AVS 58th Annual International Symposium and Exhibition | |
Magnetic Interfaces and Nanostructures Division | Wednesday Sessions |
Session MI-WeM |
Session: | Fundamental Problems in Magnetism |
Presenter: | Cyril Chacon, Lab. Mat. et Phénomènes Quantiques, France |
Authors: | P. Campigilo, Lab. Mat. et Phénomènes Quantiques, France N. Moreau, Lab. Mat. et Phénomènes Quantiques, France V. Repain, Lab. Mat. et Phénomènes Quantiques, France C. Chacon, Lab. Mat. et Phénomènes Quantiques, France H. Bulou, Inst. de Phys. et Chimie des Mat. de Strasbourg, France F. Scheurer, Inst. de Phys. et Chimie des Mat. de Strasbourg, France P. Ohresser, Synchrotron SOLEIL, France H. Magnan, Service de Phy. et Chimie des Surfaces et Interfaces, France E. Fonda, Synchrotron SOLEIL, France J. Lagoute, Lab. Mat. et Phénomènes Quantiques, France Y. Girard, Lab. Mat. et Phénomènes Quantiques, France C. Goyhenex, Inst. de Phys. et Chimie des Matériaux de Strasbourg, France S. Rousset, Lab. Mat. et Phénomènes Quantiques, France |
Correspondent: | Click to Email |
Core-shell nanoparticles have been receiving an increasing attention in order to practically employ magnetic clusters in devices [1]. The shell permits to protect the magnetism of the core, which readily oxidize in environmental conditions. Moreover, the shell can donate to the particle new chemico-physical functionalities which, combined with magnetism, permit to obtain multifunctional systems. Cobalt self-organized supported nanodots are promising candidates for applications as very high density magnetic recording media. However, it is necessary to improve the magnetic stability of such small nanostructures against thermal excitations. The capping with a non-magnetic metal of magnetic nanostructures induces different interfacial phenomena which together lead to a modification of the magnetic behavior of the system.

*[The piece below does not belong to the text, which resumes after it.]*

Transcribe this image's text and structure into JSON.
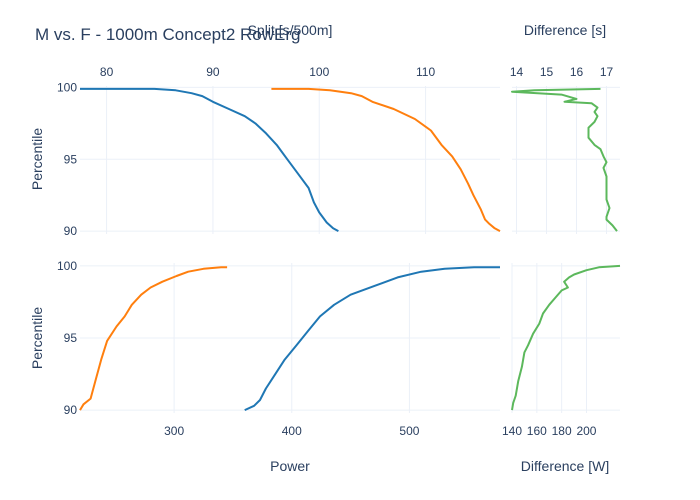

In the present work, the growth and the magnetism of Co/Pt core-shell have been studied. Pt has been deposited as over layer on Co self-organized on Au(111) template. The structural properties have been addressed by combining Scanning Tunneling Microscopy (STM) and Surface Extended X-ray Absorption Fine Structure (SEXAFS) measurements with molecular dynamics calculations. Magneto-Optic Kerr Effect (MOKE) and X-ray Magnetic Circular Dichroism (XMCD) have been coupled in order to identify the main magnetic phenomena acting at the Co/Pt interface. In the submonolayer regime, Pt forms metal rims around Co nanodots, and the Co magnetic anisotropy decreases. On the other hand, if more than one monolayer of Pt is deposited, the Co dots are completely covered and their magnetic anisotropy is enhanced. Furthermore, the Pt capping is found to have a minor effect of the cobalt magnetic moments. By changing the deposition conditions and by comparing the effect of Pt and Au capping [2], we identified three principal phenomena at the Co/Pt interface: inter-mixing, magnetoelasticity and band hybridization. Our results indicate that the principal one is band hybridization, which is responsible for the observed increasing of magnetic anisotropy. Intermixing and magnetoelasticity have rather the opposite effect and tend to decrease the magnetic anisotropy energy. The knowledge of the interplay between these different phenomena is fundamental in order to tune the magnetic properties of nanoparticles for precise applications, from data storage to biomedical research.
[1]A. Lu, E. Salabas, and F. Schüth, Angew. Chem. Int. Ed. 46, (2007) 1222.
[2] Y. Nahas, V. Repain, C. Chacon, Y. Girard, J. Lagoute, G. Rodary, J. Klein, S. Rousset, H. Bulou, and C. Goyhenex, Phys. Rev. Lett., 103 (2009) 067202.